We recommend a series of steps to help mitigate the loss of customers who will no longer work near branches they originally chose based on job location.

Start by sizing the risk

First, determine how many or your clients do not live near one of your branches.  Typically, a branch market size is a five to seven minute drive time or a three to four mile distance from your branch.  Much depends on population and worker densities.  For example, an urban downtown location may have a 15-minute walk time market area versus a rural location with a 15-minute drive time market.

There are several ways to size the risk. The easiest option, and available to everyone, is a zip-code analysis.  For each branch, determine the zip codes immediately around the branch.  Then, get a list of your clients who do not live or have post-office box within those zip codes. 

If you have access to mapping software, you can map each client location and the market area of each branch.  You can visually see where the customers are located compared to your branch market areas. 

Categorize clients not living near a branch

Not all clients are equal in value or potential.  Categorize the clients not near a branch to determine targets for retention and growth.  For example, single-service mortgage, CD or indirect loan clients are unlikely to leave or buy less because of distance to branch.  Some credit unions have been successful at selling other products to single-service indirect loan members, but that is unusual.  If you have household profitability or revenue data, start by rank the distant clients from best to worst, and then focus on the top quarter or top half. 

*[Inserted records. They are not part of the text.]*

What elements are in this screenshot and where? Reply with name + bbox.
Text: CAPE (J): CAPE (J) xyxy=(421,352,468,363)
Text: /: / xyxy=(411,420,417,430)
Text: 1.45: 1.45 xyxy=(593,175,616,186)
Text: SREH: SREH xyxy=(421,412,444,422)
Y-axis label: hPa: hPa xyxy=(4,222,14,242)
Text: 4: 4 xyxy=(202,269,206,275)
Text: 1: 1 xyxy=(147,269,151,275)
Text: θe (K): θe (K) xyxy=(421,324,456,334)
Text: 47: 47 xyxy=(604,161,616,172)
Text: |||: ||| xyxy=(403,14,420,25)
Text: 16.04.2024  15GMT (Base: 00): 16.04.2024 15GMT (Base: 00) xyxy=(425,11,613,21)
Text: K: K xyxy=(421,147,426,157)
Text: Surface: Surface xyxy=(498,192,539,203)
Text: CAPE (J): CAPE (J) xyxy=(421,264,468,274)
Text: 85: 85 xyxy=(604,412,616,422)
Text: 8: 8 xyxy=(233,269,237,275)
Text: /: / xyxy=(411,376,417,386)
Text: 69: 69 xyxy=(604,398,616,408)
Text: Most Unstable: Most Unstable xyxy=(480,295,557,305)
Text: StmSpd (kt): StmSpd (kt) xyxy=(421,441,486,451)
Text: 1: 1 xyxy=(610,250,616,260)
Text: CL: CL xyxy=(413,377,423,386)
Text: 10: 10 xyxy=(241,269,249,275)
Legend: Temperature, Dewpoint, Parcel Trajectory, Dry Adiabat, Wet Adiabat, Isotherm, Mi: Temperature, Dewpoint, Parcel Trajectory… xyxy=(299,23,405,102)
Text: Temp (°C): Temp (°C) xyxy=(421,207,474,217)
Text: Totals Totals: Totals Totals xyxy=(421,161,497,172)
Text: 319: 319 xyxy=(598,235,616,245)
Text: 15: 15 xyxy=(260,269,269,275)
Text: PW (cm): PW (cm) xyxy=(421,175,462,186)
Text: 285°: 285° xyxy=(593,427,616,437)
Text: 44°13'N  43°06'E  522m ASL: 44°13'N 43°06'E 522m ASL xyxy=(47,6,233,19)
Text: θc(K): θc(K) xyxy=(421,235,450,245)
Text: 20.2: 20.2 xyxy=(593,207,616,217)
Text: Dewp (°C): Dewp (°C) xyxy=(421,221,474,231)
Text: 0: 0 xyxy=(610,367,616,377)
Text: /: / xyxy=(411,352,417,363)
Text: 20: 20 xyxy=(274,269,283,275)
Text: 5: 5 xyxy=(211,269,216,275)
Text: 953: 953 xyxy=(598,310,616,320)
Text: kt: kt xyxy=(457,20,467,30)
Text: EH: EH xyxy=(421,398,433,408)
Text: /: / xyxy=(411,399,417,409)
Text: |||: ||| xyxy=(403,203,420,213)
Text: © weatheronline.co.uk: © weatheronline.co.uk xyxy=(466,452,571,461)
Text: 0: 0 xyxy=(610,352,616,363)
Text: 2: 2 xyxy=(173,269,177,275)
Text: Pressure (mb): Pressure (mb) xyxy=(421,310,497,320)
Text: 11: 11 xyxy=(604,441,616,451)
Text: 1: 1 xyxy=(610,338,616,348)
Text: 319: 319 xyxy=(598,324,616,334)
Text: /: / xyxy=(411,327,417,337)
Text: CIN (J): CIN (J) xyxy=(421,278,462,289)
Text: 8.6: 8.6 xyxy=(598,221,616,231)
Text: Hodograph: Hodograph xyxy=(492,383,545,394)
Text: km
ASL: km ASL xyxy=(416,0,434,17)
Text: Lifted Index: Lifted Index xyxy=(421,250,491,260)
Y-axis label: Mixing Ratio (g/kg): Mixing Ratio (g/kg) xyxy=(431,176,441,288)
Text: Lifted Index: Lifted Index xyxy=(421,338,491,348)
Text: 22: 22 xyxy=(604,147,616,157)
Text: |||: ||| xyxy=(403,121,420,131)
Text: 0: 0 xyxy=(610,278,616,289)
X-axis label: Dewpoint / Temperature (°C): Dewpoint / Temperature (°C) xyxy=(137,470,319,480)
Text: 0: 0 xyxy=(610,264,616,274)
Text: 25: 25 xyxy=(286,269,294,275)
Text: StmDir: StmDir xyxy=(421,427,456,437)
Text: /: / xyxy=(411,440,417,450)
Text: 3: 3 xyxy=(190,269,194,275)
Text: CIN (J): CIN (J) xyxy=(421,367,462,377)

Without that data, use other options like monthly fees, debit card fees (which can be estimated from usage), overdraft fees and others. Calculate balance revenue by multiplying typical product spread by balances.  Add fees and spread together to get to a rough calculation of revenue.  An adjustment for credit risk may be made from credit score or risk grade.

Other categorization criteria include length of time as a client and number of services. The longer the client has been with the organization and the higher the number of services, the less likely they are to leave.

Concentrate on higher-value distant clients

There are two channel-based means of protecting and growing your most valuable clients not near a branch.  First, promote your online, mobile and call center channels.  Phone calls, email or snail mail should encourage distant, high-value clients to become active users of those other channels. Consider placing a deposit-taking, drive-thru ATM or IVR in areas with a concentration of valuable distant clients. This may also attract new clients.

Next, actively cross-sell more services to the distant, high-value clients.  For deposit-oriented clients, consider innovative approaches to bundle or price products or, if available, offer investment products such as annuities with income riders for these uncertain times.  For loan-oriented clients, consider flexible terms and rates for commercial clients and discounts for consumer clients. The more products a client has, the better for retention and future sales.

And a simple thank you can help, whether by phone or mail.  This may be dangerous for very long-term clients, as it may remind them to look at their accounts. Focus on high-value distant clients with a shorter history and without a single-service relationship (i.e., mortgage, CD or indirect loan).

It’s important to mitigate the risk that those clients will leave or reduce their future business.  Your management team will develop tactics beyond those discussed here.  The key is to recognize the risk and to take action.

Guenther Hartfeil is a senior consultant at Peak Performance Consulting Group.